Former Arkansas governor Mike Huckabee jumped into the Republican presidential race Tuesday, launching his second bid for the White House. Huckabee kicked off his campaign with an elaborate event in his hometown of Hope, Arkansas. If that town sounds familiar it’s because former President Bill Clinton also grew up in Hope and famously ended his 1992 acceptance speech at the Democratic National Convention in New York with, “I still believe in a place called Hope.”
Huckabee launched his second White House campaign with an indictment of the Obama administration and a pitch to working class Americans worried about their jobs and social conservatives who share his opposition to abortion and gay marriage. “America’s leadership in the world is completely evaporated and the country is more polarized than ever in my lifetime. We were promised hope but it was just talk. And now we need the kind of change that really could get America from hope to higher ground!”
Foreign Policy Hawk
On foreign policy, Huckabee vowed closer relations with Israel and a strong U.S. response to the threat of radical Islam. Huckabee said that if elected, he would not merely try to “contain jihadism” but vowed to, in his words, “conquer it.” “We will deal with jihadis just as we would deal with deadly snakes,” Huckabee added. “Let there be no doubt that Israel will know, as will the whole world that we are their trusted friend and the ayatollahs of Iran will know that hell will freeze over before they get a nuclear weapon!”
Huckabee is 59 and last ran for president in 2008. He won the Iowa caucuses with help from social conservatives and eventually won eight state primaries. But he ran out of money and finished behind eventual nominee John McCain. During that campaign many analysts noted that Huckabee seemed to have trouble broadening his message beyond social conservatives to other factions of the Republican Party.

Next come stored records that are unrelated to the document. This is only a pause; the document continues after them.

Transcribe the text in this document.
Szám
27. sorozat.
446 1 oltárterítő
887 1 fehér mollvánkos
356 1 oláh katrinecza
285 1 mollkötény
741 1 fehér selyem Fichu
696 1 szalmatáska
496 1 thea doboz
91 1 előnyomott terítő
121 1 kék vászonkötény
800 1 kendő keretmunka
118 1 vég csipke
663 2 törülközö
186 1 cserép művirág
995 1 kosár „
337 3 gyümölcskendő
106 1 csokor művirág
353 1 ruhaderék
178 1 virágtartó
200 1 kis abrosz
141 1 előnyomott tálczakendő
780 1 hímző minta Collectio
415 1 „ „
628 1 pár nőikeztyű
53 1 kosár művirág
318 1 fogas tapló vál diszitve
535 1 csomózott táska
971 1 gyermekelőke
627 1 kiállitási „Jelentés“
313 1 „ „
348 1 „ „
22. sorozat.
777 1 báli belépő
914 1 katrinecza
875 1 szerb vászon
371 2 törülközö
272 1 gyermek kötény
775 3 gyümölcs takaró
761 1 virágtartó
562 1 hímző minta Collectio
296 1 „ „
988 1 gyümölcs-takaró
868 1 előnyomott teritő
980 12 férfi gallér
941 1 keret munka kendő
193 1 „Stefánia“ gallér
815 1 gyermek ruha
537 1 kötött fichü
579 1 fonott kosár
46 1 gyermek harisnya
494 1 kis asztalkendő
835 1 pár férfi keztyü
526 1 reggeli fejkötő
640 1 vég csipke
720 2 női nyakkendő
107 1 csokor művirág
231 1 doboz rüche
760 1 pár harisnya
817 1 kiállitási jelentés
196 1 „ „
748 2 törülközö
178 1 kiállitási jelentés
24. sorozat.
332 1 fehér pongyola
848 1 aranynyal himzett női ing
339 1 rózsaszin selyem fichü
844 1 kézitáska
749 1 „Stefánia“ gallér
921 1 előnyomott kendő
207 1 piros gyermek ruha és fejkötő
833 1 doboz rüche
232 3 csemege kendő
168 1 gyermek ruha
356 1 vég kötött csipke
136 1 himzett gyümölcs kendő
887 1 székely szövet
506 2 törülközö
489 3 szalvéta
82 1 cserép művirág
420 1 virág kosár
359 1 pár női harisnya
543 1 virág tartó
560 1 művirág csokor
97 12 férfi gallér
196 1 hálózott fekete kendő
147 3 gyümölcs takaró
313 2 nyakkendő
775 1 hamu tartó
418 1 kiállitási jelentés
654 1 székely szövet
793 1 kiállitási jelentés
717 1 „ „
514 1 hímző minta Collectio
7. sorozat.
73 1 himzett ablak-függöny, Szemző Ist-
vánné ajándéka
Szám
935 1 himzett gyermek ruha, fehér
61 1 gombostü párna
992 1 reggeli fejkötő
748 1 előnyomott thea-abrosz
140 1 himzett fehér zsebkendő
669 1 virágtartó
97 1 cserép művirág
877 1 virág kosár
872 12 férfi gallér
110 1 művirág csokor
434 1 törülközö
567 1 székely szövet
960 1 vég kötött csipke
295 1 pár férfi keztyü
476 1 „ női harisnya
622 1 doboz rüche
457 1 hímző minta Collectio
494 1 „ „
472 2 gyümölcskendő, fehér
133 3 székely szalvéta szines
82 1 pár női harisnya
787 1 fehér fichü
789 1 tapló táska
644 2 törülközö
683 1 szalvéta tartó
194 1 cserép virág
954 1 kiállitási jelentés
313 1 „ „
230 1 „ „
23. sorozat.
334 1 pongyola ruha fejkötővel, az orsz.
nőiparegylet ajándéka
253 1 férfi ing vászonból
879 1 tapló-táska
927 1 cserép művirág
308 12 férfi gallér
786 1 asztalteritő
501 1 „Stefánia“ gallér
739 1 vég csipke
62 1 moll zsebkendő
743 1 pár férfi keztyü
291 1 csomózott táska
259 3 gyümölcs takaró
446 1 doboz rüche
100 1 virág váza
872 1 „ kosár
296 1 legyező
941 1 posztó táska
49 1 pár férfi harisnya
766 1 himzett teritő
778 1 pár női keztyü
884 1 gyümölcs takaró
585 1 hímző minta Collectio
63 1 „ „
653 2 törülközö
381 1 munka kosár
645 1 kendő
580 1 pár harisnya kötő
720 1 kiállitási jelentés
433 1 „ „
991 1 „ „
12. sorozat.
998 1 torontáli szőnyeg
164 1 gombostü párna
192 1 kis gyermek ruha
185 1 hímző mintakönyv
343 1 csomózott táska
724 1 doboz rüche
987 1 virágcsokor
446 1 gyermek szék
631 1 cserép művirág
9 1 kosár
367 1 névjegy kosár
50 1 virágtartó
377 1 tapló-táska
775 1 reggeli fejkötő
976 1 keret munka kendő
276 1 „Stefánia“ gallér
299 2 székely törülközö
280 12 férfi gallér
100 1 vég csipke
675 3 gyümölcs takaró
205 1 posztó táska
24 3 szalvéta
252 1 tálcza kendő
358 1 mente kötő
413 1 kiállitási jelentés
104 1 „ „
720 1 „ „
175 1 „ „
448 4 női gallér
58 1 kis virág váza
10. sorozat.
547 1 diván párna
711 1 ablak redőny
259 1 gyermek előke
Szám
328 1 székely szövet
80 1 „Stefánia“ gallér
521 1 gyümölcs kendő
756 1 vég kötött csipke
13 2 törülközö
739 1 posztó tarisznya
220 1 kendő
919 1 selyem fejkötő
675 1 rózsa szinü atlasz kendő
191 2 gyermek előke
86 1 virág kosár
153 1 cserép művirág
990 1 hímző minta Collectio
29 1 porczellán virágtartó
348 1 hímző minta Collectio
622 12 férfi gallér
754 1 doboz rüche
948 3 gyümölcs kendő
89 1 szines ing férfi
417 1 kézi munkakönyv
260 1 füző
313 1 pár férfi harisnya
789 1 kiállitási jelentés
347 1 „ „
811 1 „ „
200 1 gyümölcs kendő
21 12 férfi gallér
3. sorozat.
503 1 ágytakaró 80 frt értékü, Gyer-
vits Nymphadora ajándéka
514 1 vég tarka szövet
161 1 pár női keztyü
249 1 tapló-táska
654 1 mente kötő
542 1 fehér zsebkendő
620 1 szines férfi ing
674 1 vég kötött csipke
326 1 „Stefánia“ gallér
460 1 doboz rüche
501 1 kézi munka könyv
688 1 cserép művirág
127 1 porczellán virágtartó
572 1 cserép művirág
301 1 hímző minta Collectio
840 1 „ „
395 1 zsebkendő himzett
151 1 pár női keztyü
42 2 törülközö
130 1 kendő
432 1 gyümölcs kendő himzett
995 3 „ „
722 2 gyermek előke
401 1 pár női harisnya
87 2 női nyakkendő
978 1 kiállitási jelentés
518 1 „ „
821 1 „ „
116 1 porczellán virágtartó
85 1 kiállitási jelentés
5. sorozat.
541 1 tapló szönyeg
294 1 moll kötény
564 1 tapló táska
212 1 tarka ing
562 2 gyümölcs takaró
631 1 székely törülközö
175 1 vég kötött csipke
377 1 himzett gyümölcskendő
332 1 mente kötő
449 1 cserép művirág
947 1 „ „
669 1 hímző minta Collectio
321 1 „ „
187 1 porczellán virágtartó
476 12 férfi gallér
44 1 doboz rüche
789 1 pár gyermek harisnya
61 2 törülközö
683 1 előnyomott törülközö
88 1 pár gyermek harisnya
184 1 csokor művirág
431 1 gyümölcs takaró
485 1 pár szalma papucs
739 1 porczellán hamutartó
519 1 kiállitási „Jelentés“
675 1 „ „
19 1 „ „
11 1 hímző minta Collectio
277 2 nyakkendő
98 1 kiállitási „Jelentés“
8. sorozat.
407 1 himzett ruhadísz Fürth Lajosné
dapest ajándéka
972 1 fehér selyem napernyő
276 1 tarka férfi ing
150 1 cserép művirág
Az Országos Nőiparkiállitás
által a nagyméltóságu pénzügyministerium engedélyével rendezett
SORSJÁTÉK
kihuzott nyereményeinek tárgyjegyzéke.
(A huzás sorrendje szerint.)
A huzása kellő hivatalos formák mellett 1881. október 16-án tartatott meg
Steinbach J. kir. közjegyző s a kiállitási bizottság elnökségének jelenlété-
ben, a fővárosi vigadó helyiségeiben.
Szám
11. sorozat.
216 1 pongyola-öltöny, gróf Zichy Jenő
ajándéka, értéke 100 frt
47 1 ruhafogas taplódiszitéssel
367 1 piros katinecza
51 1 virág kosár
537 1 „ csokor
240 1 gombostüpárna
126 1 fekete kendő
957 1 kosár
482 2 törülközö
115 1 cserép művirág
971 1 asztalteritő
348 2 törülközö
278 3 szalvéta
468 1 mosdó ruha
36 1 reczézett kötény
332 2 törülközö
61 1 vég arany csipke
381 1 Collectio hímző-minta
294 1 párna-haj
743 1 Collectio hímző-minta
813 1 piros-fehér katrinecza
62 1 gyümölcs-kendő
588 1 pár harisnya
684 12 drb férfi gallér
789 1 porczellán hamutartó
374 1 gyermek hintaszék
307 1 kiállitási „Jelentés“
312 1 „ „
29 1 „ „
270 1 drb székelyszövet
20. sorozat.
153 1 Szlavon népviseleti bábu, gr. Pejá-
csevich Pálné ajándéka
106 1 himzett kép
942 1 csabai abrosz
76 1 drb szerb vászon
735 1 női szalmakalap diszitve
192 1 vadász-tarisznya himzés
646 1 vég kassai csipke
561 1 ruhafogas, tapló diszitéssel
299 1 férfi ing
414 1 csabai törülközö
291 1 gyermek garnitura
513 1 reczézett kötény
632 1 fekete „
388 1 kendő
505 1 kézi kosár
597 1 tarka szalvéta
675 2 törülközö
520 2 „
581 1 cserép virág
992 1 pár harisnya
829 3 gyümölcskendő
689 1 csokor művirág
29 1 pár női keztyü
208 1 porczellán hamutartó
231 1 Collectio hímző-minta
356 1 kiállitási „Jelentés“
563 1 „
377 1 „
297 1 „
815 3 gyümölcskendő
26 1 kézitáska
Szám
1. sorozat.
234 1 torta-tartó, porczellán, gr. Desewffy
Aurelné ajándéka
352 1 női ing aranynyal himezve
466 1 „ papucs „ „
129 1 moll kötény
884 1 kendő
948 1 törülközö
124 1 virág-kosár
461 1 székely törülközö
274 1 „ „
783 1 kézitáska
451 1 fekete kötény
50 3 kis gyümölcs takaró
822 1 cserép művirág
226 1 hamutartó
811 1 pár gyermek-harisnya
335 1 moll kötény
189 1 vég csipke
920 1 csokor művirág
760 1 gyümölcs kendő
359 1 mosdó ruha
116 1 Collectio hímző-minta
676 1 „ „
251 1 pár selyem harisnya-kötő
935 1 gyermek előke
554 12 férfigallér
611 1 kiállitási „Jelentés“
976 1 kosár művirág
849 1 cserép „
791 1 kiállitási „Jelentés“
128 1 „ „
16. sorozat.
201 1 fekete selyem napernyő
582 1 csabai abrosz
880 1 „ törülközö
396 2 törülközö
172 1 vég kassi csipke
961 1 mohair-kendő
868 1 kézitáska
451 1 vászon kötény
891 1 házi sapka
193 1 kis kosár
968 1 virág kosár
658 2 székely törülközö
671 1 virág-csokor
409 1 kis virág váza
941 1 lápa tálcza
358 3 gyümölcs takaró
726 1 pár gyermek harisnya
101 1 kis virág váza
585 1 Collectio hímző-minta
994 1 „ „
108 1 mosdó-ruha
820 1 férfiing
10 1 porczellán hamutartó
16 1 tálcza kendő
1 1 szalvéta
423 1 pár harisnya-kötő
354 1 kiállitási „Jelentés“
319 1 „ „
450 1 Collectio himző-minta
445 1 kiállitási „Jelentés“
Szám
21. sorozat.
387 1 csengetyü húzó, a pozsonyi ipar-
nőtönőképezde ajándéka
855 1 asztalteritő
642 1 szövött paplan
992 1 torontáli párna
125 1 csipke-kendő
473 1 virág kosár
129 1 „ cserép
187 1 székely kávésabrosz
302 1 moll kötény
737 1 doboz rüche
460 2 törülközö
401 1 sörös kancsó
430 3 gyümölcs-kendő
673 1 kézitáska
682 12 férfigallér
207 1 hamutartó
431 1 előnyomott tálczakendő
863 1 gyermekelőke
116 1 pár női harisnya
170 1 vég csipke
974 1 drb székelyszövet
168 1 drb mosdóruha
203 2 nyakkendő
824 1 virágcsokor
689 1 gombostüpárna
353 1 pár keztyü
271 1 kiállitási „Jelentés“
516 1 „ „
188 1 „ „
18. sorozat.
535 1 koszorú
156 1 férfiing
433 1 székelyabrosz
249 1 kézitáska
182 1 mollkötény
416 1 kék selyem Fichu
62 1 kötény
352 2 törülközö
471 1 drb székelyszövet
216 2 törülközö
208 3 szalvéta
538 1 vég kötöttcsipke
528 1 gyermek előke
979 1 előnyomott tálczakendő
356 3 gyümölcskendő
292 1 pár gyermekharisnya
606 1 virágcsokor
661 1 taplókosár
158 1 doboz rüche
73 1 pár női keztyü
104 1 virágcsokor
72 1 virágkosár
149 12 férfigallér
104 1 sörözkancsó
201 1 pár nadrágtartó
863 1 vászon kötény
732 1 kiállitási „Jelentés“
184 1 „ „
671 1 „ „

Pitching to Social Conservatives
In his second run, Huckabee is expected to emphasize a national consumption tax plus social issues popular with evangelical Christians, especially his opposition to abortion and gay marriage.
But analysts said that like other Republican contenders he will talk a lot about foreign policy and national security issues. “I think when all is said and done and we get to the general election in 2016, you going to have three issues: economic mobility, jobs and national security. And while they do overlap the ability for Republicans to distinguish themselves with the Republican primary on national security is going to be very, very important,” said Republican strategist Ford O’Connell.
Huckabee becomes the sixth officially announced Republican candidate. His announcement came one day after former tech executive Carly Fiorina and returned surgeon Ben Carson joined the Republican field. Three Republican senators announced last month: Ted Cruz of Texas, Rand Paul from Kentucky and Marco Rubio of Florida.
The latest NBC News-Wall Street Journal poll found former Florida governor Jeb Bush leading the field with 23 percent, followed by Rubio at 18 percent, Wisconsin Governor Scott Walker at 14 percent and Paul and Cruz both at 11 percent. Huckabee was well down the list with only five percent.